A week in Scottish Politics – 19 February 2007

This week started with the Lib Dems in all sort of trouble. First of all their MSP, the deputy Transport Minister, Tavish Scott was trying to backtrack on calls for road tolls to be introduced while all news coverage from the Scottish Lib Dem conference in Aviemore suggest that there was more mud being slung than policies being announced, but knowing the Lib Dems this shouldn't be too much of a surprise to anyone.

Not content with getting the backs up of every Scottish motorist, Tavish Scott attacked David Cameron over allegations that the Tory leader smoked some cannabis at Eton claiming that the Tory party's new song could be 'Land of Dope and Glory.' Isn't it wonderful that the Lib Dems are focusing on the real issues in the lead up to May's election?

At Holyrood this weeks hot potato issue in Scottish Politics is certainly in regards to road tolling, an issue which has seemingly divided the Scottish Executive.

Heck at one time or another the Labour Party, The Lib Dems and the SNP have either called for or supported the introduction of road tolls. In October of last year the Scottish Labour MP Douglas Alexander, the Secretary of State for Transport, said "I have consistently made clear my hope that we can sustain a national consensus on road pricing" while the minister for Transport in the Executive, Lib Dem MSP Tavish Scott, said this month "We need to make it (road charging) happen more quickly in Scotland and back in 2000 the SNP MSP Bruce Crawford said: "It should be for local authorities to decide, following appropriate consultation, whether schemes are viable and suitable."

The Scottish Conservatives have thus far led a successful campaign against the introduction of further road charges to drivers in Scotland. This week the Scottish Conservative launched their online petition against polls www.scotlandsaysnototolls.com and the party also used their last members debate of this parliamentary session to debate the issue of road tolls and put forward the party's opposition to their introduction.

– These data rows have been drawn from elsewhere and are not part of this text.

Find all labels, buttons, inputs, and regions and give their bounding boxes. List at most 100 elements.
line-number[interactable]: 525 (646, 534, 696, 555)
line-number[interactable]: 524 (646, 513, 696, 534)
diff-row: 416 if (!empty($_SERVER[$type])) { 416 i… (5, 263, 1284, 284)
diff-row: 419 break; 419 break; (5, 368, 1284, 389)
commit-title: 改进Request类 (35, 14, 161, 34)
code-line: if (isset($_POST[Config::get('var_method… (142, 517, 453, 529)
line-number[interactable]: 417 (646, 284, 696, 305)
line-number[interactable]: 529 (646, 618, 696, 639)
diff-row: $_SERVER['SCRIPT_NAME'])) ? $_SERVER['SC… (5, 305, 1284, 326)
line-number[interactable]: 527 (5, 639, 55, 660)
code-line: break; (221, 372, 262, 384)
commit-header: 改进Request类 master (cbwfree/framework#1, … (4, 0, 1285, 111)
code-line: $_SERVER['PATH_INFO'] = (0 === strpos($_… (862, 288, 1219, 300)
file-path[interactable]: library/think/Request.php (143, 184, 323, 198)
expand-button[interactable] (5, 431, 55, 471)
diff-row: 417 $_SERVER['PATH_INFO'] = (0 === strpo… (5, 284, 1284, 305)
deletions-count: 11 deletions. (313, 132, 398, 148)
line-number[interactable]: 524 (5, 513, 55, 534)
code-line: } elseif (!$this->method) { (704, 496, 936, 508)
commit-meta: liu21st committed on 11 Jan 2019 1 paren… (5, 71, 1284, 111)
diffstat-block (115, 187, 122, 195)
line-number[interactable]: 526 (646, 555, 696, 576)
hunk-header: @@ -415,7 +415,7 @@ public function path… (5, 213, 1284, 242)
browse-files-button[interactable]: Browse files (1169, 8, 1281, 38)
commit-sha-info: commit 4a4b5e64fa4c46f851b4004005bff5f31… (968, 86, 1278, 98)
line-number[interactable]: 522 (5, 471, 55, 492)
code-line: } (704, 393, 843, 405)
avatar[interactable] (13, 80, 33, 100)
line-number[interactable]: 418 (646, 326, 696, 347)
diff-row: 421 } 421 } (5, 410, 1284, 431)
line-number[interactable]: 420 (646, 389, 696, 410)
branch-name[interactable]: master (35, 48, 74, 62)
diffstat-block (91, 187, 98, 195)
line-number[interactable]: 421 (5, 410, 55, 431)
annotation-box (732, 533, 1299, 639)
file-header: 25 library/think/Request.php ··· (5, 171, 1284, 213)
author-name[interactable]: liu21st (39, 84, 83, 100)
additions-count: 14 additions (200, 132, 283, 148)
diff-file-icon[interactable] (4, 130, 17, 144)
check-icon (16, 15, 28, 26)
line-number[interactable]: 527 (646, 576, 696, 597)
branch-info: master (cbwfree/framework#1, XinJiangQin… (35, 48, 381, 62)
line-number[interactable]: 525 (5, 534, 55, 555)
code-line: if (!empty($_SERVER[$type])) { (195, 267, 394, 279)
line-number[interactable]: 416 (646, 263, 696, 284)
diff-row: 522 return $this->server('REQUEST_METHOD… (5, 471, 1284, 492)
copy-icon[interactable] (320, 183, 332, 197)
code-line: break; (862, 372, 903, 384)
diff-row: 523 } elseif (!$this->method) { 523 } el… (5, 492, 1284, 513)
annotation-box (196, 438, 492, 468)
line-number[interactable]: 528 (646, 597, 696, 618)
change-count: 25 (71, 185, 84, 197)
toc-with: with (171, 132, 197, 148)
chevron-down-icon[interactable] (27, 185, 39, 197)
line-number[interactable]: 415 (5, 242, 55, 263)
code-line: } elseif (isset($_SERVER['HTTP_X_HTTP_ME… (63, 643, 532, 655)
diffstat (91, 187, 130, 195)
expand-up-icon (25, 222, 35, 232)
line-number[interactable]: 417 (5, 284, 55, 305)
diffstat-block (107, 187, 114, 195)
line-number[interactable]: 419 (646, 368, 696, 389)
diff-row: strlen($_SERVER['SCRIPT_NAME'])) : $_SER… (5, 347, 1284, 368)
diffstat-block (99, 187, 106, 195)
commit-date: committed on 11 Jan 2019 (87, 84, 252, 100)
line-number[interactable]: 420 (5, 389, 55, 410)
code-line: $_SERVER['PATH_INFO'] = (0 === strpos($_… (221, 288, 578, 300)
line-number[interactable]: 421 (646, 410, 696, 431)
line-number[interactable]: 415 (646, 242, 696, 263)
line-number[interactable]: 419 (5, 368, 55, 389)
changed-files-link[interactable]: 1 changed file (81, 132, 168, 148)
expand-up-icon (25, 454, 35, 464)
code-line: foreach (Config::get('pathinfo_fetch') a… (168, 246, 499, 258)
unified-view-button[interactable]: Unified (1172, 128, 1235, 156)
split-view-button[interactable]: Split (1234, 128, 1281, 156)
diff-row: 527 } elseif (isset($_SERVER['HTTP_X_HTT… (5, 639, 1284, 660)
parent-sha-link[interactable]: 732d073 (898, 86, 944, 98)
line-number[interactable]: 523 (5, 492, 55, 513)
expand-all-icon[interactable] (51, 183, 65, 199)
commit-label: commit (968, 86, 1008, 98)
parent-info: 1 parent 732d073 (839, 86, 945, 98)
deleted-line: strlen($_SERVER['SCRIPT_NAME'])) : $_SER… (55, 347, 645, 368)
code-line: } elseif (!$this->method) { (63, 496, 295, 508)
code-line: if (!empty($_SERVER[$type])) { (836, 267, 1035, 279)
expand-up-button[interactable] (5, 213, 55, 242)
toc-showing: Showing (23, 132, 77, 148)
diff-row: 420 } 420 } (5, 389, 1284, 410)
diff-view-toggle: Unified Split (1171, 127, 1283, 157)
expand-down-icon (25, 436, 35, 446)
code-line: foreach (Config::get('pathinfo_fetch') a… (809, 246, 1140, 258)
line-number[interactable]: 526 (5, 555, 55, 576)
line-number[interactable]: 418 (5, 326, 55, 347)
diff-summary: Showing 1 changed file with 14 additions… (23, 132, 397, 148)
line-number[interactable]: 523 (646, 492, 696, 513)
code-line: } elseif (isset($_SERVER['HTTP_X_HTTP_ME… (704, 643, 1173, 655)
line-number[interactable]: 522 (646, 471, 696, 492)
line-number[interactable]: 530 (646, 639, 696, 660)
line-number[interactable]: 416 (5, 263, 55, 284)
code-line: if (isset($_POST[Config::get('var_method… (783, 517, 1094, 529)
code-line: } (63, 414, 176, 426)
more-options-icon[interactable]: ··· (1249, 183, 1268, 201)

The issue of road tolls is already a big one, but it's role in the election could prove great. Labour MSP Helen Eadie this week suggested that the tolls could play a large roll of in deciding the outcome of some seats in May, this is certainly the case in areas such as Fife where former Labour Whip Scott Barrie was so in favour of the scrapping of tolls on the Forth Bridge that he resigned as Whip in order to vote against the Labour and Lib Dem Executive.

There are many big issues leading into May's elections, but the one of road and bridge tolls is certainly going to be a major one, particularly in the mid Scotland and Fife constituencies.